Конечно, Гончарова, хоть директор и сказал ей держать язык за зубами, проговорилась, что она нашла докладную, которую  Василий Петрович  писал в  день, когда его тряпнуло. Не дописал. Почерк сначала разборчивый. Под конец  стал неразборчивым, видно уже приближался удар, да еще и моча добавила. Но первую страницу читать можно. Докладная касалась Жанны Аскольдовны. И что печально, то поле, где пишут, к кому обращаются, осталось чистым. Но то, что Василий Петрович написал в своей телеге, было так серьезно, что  эти пожелтевшие от мочи листки директор забрал у Гончаровой.  А потом Рита подглядела, как директор в приемной снимает копии с желтых листков. Сам, лично копии снимает. Ей не доверил. Значит, серьезный документ. Однако Рита  исхитрилась подглядеть, что в строчках фигурирует имя Жанны Аскольдовны.
- Вот какая память осталась от Жанны Аскольдовны на заводе, - Тульчинский покачал головой, - Не пароходы, строчки и другие добрые дела, а строчки в:  докладной, на листочках с  мочой Василия Петровича.  Залитые кровью хранятся в музее революции. А эта – у директора в сейфе.  Наверное, многого стоит. Музейный экземпляр. Дух Жанны Аскольдовны простыл и фотографию с доски почета сняли.  А знаешь, кого вместо нее повесили? Не знаешь? Пойди, полюбуйся. Ротация кадров.
- А как  Василий Петрович? - спросил Геннадий Петрович.
- А что Василий Петрович потихоньку. Очухивается. В больнице еще. Уже встает. Все как у инсультников, ногу тянет. И речь не совсем внятная. Вряд ли в строй вернется.
И они разошлись. Геннадий Петрович прежде, чем потопать в цех, решил подняться и посмотреть на доску почета. В кармане спецовки лежал не пристроенный неучтенный Наташей венгерский магнитик. Теперь нужно все разложить по полочкам.  Разобраться  хорошо для него, а что  плохо. Хорошо, что Жанна исчезла и быть может навсегда? Немного жаль. Но зато так спокойней. Конечно, жаль, что с бедным Василием Петровичем приключилось несчастье.
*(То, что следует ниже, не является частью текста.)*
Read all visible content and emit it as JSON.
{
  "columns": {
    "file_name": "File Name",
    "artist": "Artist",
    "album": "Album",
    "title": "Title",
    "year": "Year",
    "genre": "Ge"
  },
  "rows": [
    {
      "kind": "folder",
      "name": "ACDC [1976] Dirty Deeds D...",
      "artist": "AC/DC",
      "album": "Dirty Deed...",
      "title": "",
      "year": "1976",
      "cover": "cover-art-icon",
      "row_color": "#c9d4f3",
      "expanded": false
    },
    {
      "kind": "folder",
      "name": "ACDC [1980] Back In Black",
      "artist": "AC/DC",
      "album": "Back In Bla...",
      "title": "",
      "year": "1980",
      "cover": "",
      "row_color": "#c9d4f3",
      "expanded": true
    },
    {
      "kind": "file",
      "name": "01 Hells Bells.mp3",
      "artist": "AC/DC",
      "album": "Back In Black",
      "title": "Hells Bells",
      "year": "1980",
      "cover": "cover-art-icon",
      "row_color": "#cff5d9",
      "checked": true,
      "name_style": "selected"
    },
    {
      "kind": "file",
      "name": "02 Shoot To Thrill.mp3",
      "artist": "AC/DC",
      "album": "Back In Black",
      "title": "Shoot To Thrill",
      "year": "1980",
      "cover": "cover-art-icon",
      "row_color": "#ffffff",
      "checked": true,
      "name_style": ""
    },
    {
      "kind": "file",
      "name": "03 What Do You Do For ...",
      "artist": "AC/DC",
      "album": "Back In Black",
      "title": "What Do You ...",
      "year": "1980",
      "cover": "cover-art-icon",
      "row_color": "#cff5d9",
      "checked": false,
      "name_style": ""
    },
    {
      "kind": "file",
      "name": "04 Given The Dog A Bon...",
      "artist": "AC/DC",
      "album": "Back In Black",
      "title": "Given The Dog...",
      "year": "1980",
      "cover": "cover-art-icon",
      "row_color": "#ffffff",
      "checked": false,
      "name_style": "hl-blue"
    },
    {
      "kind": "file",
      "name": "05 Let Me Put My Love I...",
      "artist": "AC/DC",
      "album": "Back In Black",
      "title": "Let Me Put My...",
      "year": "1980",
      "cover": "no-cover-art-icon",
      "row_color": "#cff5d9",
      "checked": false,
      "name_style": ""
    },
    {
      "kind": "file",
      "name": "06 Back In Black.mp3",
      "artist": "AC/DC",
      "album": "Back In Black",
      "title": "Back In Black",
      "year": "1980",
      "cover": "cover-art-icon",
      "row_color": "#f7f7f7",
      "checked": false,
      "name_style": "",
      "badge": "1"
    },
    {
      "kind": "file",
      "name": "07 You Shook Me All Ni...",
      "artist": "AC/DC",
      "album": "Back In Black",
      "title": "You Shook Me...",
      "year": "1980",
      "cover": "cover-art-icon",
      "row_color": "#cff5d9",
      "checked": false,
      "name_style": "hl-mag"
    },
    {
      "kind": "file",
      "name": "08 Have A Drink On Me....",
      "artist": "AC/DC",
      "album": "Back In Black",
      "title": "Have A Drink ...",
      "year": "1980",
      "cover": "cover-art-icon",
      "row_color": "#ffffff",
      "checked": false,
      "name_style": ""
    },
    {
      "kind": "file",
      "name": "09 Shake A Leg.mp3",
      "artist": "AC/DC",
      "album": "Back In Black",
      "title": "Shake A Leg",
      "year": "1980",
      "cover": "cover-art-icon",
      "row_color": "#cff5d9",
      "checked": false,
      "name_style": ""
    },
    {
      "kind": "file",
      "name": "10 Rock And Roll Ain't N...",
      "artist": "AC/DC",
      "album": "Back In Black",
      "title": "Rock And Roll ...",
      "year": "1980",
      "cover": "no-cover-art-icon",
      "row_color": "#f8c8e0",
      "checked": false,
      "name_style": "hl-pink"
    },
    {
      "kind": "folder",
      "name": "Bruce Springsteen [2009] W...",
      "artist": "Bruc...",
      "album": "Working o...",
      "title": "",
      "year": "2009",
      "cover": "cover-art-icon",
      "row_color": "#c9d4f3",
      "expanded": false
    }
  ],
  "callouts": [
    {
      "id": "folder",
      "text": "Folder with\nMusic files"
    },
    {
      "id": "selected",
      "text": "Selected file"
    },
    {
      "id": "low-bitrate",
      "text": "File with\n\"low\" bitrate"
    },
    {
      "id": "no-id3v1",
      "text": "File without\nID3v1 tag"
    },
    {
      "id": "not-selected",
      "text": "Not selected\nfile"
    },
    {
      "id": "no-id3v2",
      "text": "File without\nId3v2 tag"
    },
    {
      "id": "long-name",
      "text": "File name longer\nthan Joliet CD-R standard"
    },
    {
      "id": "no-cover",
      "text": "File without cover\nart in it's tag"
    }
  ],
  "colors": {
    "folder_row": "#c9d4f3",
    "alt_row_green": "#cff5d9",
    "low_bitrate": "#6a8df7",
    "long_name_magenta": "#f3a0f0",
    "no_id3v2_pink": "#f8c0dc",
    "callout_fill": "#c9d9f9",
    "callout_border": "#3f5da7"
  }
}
Геннадий Петрович на него обиды не затаил даже после того как узнал, что согласование для выезда оказалось не нужно. К парторгову инсульту он не имел никакого отношения. Но от ощущения, что он в этой каше замешан, было неприятно. Василий Петрович, своим инсультом и разлучил его с Жанной и одновременно  открыл для него чистую страницу, без Жанны.
 А магнитик можно кому-нибудь подарить. Да той же Талалихиной.  Короче, все сложилось как нельзя удачно. И вот он у доски почета. На  том месте, где  еще недавно  висела фотография Жанны Аскольдовны, теперь висела фотография Ирки Талалихиной. За какие такие заслуги?  Почему не, например, Александра Юрьевича, его начальника цеха, который днями и ночами на заводе? Что она такого сделала для предприятия? Неизвестно. Но  Геннадий Петрович  уже точно определился, что ей он подарит  венгерский магнитик.